Features, Film, Review | by — November 26, 2012

Tags: ,

Directed by Thomas Vinterberg
Starring Mads Mikkelsen
In UK  cinemas November 30, 2012

by Ruth Thomson

In compelling Danish drama The Hunt, Mads Mikkelsen is Lucas – an easy going nursery assistant in a small tight knit community. Life is on the up – he’s on the brink of a new relationship and his antagonistic ex-wife has allowed their teenage son to move in with him. All this changes drastically when Klara (Annika Wedderkopp), a child at the nursery and the daughter of his best friend, accuses him of abuse.

Make no mistake, Klara is not some pre-pubescent temptress: she is a tiny child, perhaps 5 or 6 years old. The portrayal of her burgeoning feelings for Lucas is exquisitely done, and what’s most intriguing about this film is its bold illustration of a child’s sexual confusion. With her parents noisily arguing over who’ll take her to nursery, and her older brother and his obnoxious teenage friend sticking an i-pad full of porn in front of her small perplexed face, it’s easy to see why Klara responds to Lukas’ pseudo-paternal friendliness.
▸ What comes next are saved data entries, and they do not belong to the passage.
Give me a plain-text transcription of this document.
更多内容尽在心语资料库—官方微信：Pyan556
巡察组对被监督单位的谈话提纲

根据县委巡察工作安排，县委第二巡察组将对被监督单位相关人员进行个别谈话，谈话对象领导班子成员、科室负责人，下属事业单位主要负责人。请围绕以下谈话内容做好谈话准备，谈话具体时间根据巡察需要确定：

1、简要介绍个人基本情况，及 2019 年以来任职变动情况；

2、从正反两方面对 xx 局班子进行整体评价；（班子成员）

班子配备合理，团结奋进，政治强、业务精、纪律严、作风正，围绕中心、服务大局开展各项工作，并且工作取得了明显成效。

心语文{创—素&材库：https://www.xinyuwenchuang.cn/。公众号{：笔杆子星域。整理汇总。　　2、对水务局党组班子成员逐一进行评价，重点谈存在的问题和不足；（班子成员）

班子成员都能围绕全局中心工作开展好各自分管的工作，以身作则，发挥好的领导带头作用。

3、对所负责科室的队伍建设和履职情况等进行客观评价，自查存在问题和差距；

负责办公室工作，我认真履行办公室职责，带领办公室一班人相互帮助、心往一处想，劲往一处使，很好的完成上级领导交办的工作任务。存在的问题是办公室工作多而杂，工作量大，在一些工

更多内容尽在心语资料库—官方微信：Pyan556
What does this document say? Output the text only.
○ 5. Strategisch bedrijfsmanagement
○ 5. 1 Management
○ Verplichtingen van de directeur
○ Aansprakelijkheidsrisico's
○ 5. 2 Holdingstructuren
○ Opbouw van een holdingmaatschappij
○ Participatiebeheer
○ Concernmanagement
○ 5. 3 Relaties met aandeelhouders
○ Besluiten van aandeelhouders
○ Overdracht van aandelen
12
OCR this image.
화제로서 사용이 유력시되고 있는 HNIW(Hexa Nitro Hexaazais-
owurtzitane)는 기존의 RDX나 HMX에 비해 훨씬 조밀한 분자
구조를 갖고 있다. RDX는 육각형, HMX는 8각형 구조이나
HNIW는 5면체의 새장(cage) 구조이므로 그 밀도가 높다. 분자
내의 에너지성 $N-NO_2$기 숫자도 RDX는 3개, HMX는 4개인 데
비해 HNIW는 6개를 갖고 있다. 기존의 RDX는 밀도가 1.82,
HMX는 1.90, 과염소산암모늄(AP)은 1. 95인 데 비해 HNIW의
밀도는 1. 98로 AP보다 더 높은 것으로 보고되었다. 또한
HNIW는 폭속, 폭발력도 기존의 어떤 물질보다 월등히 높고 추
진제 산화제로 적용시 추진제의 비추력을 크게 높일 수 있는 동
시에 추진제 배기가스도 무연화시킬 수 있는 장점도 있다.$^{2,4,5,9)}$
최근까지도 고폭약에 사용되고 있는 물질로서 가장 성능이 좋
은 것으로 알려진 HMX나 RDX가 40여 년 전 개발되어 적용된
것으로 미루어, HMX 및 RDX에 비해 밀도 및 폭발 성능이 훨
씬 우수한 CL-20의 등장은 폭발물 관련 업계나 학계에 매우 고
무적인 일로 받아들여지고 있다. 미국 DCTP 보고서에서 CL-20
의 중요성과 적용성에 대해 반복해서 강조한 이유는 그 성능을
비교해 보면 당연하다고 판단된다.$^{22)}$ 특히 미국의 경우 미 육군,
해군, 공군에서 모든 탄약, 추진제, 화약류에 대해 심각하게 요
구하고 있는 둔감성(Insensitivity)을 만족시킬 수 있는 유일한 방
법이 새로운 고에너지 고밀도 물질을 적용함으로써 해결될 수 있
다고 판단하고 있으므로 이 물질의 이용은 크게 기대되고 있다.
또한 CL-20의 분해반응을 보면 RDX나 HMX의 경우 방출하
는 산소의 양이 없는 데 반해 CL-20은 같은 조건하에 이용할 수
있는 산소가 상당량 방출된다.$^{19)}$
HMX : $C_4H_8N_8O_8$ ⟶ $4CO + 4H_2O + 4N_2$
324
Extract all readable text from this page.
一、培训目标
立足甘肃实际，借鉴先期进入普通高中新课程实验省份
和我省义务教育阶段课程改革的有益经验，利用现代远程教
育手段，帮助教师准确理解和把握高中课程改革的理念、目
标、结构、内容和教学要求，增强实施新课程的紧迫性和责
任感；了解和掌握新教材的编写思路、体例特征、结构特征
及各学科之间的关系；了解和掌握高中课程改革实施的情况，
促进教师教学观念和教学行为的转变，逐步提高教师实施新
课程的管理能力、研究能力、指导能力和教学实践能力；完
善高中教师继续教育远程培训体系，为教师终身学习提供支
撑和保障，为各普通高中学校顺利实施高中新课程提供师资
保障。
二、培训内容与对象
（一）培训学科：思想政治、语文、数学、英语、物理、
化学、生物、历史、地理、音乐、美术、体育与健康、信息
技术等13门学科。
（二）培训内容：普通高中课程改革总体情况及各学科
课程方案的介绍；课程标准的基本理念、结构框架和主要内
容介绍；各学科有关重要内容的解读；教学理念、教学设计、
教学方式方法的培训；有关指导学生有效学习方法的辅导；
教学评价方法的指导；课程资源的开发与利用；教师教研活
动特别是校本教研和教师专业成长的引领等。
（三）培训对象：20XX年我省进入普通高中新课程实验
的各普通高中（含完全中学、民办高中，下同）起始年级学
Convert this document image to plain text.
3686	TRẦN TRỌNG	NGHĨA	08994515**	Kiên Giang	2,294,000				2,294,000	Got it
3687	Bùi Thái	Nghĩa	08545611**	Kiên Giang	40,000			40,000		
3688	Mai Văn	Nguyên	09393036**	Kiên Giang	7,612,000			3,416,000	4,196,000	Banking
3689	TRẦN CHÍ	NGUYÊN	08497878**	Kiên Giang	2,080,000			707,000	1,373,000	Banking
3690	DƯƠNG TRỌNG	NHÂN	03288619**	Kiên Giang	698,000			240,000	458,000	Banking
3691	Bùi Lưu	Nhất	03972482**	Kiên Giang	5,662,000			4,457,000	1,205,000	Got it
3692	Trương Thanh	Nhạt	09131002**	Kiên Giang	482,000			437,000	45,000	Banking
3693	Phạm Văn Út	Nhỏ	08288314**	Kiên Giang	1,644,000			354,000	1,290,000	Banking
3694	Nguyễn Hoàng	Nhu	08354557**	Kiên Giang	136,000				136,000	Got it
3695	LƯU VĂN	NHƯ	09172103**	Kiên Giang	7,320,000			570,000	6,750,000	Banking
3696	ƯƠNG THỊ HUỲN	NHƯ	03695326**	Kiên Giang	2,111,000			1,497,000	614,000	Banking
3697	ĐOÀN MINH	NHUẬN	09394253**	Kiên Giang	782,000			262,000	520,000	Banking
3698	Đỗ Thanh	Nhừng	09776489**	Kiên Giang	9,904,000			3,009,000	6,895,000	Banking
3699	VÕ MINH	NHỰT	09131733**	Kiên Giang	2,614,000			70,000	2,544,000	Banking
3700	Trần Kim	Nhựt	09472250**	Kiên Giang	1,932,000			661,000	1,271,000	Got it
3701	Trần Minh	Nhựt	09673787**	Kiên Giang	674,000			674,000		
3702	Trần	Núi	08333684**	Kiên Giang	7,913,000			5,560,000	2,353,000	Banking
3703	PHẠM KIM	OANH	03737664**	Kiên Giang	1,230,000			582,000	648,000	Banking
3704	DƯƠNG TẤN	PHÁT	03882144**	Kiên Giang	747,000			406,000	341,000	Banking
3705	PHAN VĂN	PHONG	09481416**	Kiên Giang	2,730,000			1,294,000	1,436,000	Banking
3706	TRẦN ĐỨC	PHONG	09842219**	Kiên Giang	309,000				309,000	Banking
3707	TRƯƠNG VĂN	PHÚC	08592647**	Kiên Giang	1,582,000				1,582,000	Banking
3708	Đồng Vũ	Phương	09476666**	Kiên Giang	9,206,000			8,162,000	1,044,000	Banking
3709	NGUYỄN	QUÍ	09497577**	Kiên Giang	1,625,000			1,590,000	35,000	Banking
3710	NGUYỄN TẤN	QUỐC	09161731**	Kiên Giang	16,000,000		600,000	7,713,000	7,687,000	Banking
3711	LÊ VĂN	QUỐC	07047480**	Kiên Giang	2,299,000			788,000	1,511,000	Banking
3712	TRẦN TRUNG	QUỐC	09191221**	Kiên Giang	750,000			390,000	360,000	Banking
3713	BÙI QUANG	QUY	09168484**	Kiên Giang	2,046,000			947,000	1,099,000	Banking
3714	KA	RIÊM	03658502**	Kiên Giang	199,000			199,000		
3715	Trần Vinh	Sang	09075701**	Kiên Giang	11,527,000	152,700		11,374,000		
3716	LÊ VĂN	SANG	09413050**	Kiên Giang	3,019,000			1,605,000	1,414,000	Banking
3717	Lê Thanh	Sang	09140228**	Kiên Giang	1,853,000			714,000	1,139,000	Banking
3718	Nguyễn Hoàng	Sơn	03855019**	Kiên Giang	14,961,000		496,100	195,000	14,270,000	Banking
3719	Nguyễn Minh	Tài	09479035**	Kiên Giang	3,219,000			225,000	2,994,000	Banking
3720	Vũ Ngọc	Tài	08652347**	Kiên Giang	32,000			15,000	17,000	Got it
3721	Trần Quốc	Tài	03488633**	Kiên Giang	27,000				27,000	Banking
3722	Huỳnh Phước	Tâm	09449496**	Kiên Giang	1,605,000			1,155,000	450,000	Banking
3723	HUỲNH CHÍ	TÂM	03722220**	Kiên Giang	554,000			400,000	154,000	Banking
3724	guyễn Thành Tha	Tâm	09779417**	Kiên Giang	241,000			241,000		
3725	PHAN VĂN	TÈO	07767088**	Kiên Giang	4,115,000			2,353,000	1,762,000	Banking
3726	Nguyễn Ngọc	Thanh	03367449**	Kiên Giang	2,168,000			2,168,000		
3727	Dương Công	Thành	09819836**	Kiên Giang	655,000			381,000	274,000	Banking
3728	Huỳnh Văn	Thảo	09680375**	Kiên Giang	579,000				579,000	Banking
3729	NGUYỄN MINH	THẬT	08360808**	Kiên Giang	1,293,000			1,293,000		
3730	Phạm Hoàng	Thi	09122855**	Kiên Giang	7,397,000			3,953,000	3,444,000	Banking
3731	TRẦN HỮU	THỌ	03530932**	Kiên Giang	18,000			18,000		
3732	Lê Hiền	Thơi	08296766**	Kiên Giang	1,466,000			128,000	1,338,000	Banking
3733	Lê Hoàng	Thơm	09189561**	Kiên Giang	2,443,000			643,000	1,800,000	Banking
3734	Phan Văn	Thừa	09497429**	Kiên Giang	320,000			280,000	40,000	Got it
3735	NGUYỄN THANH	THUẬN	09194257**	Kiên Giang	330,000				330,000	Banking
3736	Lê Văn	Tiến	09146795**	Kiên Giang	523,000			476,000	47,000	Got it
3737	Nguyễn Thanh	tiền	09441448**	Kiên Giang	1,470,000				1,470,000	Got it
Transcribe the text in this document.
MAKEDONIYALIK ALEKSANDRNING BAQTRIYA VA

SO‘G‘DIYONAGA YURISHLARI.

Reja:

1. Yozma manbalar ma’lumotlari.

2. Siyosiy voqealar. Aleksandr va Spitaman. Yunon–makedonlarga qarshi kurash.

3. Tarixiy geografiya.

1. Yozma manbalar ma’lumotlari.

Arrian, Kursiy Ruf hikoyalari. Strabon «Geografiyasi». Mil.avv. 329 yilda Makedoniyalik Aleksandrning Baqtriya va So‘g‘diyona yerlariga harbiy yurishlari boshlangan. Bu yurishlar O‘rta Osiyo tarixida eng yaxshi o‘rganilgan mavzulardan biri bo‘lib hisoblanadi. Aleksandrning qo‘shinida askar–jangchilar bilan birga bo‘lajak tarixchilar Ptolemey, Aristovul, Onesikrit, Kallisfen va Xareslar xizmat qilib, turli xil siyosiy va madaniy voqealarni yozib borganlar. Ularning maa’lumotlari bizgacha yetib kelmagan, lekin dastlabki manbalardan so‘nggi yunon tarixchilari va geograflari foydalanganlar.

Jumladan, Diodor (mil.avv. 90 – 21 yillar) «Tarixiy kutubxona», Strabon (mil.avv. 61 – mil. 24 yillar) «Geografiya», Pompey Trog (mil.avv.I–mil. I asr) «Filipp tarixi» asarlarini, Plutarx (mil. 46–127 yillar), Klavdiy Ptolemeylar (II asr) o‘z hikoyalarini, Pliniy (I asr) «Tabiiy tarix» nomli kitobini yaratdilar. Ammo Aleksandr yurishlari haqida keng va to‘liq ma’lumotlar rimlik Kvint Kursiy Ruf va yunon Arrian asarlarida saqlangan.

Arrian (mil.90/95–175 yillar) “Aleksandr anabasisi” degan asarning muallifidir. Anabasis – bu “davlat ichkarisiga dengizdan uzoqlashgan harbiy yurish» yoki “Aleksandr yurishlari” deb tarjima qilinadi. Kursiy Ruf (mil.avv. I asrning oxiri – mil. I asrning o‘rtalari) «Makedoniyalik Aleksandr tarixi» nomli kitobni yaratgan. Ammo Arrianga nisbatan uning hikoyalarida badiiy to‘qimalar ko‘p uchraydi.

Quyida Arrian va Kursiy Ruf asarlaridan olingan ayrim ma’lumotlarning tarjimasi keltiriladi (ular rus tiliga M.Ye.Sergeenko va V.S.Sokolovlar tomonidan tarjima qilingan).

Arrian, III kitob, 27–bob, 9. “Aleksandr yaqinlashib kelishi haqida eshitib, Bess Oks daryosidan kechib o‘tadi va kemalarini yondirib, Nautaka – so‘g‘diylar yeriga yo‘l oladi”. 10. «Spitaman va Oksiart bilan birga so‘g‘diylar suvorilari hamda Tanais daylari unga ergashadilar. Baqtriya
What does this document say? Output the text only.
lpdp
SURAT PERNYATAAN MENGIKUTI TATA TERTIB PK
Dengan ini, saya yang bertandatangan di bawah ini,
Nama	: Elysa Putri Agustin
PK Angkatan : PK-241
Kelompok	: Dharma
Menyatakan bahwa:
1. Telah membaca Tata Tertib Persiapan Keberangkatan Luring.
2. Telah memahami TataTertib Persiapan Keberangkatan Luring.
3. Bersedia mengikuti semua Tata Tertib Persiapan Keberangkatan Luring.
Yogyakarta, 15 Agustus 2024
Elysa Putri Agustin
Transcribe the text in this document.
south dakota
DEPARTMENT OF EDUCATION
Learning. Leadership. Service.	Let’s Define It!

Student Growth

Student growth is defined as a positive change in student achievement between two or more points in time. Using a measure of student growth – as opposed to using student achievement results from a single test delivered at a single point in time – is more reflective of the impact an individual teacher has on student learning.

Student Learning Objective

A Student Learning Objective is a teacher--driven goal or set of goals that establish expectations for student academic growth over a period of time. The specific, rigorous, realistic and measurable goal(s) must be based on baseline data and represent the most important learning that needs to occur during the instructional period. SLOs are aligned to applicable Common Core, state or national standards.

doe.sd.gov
When he picks up on her crush and gently explains that she should be concentrating on the boys in her class, the stage is set for his undoing.

Mikkelsen (who won best actor in Cannes) makes good use of his Le Chiffre-esque cheekbones even as this wrongly accused everyman. But to me the star of the show is diminutive Wedderkopp. With a few snorty sniffs and nose twitches she drops the seeds of doubt into the mind of Grethe the nursery boss, going in an instant from angelic blonde ikea ad to something much darker. The drama and suspense is strong throughout but there are some aspects to the plot which stretch credibility slightly. The otherwise reasonable Grethe immediately believes Klara’s accusations despite Lukas’ obvious salt of the earth standing in the community and there is no indication that he be given the opportunity to explain or deny the accusations. A few ‘small town turning on a local’ clichés also appear – a rock comes through his kitchen window, he’s barred from the local grocery store, his beloved pet dog meets an unfortunate end…

The Hunt to an extent repeats what we have seen and heard many times before – that the merest suggestion of child abuse can turn a small community against an individual to the exclusion of all reason. But usually these stories are set in the American mid-west, or some other backward place we all feel slightly superior to. That small minded ignorance and mob mentality is also alive and well in the progressive utopia of good looking Scandinavia somehow seems the biggest surprise of all.